En dicho contexto se ubica lo de las ‘chuzadas’ del DAS, pero esto es un piropo al lado de la campaña de exterminio benignamente conocida como de los ‘falsos positivos’, cuando bajo coordinación directa del general Mario Montoya (según confesión reciente del coronel Robinson González a la Fiscalía),
se convirtió en “política institucional” la ejecución extrajudicial de más de 4.000 personas para hacerlas pasar como bajas de la guerrilla, y a cuyos autores Uribe sigue considerando héroes de la patria y perseguidos por la Fiscalía, sin olvidar además que revirtió de manera infame la culpa sobre las víctimas al decir de estas que “no estaban recogiendo café”.
No sería por tanto errado afirmar que durante su gobierno Uribe traicionó a ‘los civiles’ para irse en busca de soluciones genocidas o de facto, en aplicación de doctrinas neonazis de ingrata recordación en nuestro continente. Pero no contento con ello, después de su gobierno se dedicó a minar la moral de la tropa y a soliviantar a las Fuerzas Militares contra su comandante en jefe, en lo que
el senador Juan Manuel Galán calificó acertadamente como “traición a la patria”, delito este que está en mora de recibir el justo castigo que toda democracia operante debería imponer a quienes se apartan de la institucionalidad o conspiran contra esta.

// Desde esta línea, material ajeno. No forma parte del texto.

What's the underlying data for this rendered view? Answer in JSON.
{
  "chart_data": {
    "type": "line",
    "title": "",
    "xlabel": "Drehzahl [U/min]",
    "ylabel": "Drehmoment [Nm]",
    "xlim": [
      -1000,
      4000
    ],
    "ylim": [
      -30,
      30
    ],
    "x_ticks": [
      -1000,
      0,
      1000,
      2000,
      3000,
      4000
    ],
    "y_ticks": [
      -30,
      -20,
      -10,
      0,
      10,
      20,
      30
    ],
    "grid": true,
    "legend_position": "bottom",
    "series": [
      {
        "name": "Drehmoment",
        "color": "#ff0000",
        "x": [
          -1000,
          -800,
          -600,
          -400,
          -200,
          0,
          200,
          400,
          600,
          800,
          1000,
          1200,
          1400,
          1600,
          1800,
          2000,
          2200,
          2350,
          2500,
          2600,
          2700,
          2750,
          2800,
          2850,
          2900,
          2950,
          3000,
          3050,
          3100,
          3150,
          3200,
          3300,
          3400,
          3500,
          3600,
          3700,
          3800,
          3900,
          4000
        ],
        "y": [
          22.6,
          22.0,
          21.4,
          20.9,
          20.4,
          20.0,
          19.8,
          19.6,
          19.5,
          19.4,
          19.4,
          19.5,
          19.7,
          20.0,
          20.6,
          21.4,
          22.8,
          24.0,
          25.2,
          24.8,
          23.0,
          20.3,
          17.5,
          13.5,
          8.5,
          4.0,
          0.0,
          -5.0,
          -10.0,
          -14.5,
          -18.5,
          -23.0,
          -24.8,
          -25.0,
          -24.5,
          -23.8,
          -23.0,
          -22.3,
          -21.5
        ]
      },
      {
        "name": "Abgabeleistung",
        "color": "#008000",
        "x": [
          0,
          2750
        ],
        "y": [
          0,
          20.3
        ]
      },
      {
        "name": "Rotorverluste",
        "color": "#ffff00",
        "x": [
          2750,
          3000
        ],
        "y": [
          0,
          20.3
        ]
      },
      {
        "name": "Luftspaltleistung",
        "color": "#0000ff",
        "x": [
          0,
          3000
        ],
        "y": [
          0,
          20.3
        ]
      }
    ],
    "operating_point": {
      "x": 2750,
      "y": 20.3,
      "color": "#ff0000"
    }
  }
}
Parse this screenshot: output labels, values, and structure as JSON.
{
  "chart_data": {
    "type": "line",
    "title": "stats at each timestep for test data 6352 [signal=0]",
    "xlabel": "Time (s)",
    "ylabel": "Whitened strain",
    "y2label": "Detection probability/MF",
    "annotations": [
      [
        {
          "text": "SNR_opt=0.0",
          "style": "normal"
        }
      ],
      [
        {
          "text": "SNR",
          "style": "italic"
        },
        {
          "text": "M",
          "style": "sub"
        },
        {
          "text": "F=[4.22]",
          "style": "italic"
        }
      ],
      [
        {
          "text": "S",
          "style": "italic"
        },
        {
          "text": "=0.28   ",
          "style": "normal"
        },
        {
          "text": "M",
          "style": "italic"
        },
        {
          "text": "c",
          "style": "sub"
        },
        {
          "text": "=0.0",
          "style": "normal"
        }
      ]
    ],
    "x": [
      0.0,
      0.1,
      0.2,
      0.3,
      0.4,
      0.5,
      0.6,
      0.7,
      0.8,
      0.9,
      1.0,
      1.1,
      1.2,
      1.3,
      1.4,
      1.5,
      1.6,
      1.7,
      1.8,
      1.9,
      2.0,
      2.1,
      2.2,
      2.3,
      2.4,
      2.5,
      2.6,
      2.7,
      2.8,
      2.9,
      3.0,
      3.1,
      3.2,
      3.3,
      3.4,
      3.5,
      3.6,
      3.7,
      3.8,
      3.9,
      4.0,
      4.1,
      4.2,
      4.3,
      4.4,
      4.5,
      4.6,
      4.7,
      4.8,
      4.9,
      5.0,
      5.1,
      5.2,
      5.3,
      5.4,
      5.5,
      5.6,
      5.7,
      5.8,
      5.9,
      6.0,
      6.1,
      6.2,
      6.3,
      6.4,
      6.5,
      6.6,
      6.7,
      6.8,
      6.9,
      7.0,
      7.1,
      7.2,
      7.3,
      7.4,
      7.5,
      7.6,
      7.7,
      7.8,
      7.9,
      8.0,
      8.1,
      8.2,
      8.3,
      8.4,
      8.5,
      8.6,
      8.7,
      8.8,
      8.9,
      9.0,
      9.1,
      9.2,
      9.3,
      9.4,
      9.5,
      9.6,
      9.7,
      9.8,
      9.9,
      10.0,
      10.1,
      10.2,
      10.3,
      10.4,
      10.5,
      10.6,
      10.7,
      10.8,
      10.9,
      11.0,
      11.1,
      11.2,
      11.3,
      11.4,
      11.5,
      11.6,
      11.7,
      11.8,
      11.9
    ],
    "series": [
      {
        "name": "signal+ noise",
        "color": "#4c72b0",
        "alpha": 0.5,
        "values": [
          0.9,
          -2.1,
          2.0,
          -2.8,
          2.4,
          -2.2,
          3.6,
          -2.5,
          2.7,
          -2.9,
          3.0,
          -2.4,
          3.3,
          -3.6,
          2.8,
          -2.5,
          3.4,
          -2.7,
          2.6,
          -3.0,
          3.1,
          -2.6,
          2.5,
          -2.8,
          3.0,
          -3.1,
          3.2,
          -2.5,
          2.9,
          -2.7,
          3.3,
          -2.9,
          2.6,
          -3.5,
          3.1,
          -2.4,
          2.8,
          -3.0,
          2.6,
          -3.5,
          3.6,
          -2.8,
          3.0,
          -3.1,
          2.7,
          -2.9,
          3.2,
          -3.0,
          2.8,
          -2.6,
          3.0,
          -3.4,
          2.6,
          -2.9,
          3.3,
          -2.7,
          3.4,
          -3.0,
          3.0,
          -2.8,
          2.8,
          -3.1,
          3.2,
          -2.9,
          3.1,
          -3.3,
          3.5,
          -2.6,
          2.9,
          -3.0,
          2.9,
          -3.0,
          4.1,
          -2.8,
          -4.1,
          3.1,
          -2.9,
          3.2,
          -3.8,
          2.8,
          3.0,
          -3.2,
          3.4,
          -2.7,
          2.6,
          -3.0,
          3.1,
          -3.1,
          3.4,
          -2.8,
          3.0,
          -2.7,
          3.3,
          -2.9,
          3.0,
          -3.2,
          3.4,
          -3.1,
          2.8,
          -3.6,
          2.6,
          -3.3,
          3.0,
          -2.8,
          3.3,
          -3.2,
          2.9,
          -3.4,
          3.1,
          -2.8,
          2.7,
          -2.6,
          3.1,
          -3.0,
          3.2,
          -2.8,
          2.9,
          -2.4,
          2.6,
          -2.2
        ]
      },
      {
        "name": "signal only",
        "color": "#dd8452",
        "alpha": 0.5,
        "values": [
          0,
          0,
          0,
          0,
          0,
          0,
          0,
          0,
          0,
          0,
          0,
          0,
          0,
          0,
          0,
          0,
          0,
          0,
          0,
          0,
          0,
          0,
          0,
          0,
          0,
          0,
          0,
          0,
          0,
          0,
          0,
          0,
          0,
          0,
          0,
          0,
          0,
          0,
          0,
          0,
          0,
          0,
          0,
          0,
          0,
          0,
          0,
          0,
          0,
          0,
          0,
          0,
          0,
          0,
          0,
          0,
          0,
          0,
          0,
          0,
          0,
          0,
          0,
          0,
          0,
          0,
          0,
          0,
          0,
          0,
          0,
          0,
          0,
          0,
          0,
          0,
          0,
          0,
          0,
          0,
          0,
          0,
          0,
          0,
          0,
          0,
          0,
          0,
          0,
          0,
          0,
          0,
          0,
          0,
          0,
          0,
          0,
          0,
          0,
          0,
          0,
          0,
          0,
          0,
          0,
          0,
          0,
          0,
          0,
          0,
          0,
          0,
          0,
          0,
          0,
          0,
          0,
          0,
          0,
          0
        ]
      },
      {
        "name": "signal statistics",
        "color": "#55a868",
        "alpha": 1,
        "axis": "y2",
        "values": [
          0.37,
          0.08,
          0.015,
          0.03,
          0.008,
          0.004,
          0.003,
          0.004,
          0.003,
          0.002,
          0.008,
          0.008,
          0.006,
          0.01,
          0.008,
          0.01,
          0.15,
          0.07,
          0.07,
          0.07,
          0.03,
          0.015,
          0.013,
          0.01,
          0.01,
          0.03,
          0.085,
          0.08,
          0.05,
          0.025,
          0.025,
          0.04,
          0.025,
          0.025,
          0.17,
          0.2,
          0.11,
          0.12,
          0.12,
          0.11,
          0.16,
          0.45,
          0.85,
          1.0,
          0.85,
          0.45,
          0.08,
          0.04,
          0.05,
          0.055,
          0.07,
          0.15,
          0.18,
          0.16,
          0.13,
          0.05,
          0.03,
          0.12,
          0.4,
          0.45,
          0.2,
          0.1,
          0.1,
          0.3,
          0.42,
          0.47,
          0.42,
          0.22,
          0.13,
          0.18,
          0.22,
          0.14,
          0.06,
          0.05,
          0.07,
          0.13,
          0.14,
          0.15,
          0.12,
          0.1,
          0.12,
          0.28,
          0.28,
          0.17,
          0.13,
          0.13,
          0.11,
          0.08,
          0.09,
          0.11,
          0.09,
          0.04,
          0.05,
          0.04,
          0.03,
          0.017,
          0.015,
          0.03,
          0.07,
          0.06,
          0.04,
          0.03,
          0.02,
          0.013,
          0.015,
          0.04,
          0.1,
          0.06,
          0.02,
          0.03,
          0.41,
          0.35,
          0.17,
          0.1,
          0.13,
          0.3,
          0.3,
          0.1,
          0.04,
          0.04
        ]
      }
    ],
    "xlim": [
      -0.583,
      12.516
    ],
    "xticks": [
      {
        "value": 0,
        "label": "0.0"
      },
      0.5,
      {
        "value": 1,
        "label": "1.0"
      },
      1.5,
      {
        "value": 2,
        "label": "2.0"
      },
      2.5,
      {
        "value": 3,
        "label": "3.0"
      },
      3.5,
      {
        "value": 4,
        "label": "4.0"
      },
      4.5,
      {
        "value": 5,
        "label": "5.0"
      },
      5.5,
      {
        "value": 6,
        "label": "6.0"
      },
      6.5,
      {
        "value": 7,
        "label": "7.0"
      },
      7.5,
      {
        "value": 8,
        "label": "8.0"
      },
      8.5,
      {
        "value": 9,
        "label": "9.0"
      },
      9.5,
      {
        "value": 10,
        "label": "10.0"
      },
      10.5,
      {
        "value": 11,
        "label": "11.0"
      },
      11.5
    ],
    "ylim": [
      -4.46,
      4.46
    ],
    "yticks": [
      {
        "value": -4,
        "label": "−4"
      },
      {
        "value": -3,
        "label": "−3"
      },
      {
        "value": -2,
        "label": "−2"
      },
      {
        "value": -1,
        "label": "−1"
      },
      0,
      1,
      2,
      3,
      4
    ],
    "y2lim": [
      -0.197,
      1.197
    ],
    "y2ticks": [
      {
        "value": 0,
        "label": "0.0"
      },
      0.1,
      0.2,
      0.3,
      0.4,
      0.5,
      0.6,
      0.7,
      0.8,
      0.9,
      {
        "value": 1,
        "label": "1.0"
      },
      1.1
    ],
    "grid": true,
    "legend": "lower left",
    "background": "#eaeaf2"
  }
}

Así las cosas, es a la justicia –o si no a la historia- a la que le corresponderá algún día juzgar quién fue el verdadero traidor, si Álvaro Uribe Vélez o Juan Manuel Santos.
DE REMATE: Mientras los tribunales se pronuncian sobre este y los demás delitos atribuidos al expresidente de origen ‘liberal’, no deja de ser pertinente la recomendación que el analista Germán Yances formula a los medios de comunicación: “Actitud responsable es comenzar a revaluar la credibilidad de Uribe, después de la cantidad de mentiras y embuchados que le ha metido al país. Ignorarlo del todo sería censura, pero en adelante los medios deberán evaluar muy bien, en aras de la verdad y del buen periodismo, qué de lo que dice o hace Uribe puede ser tomado en serio para publicar”.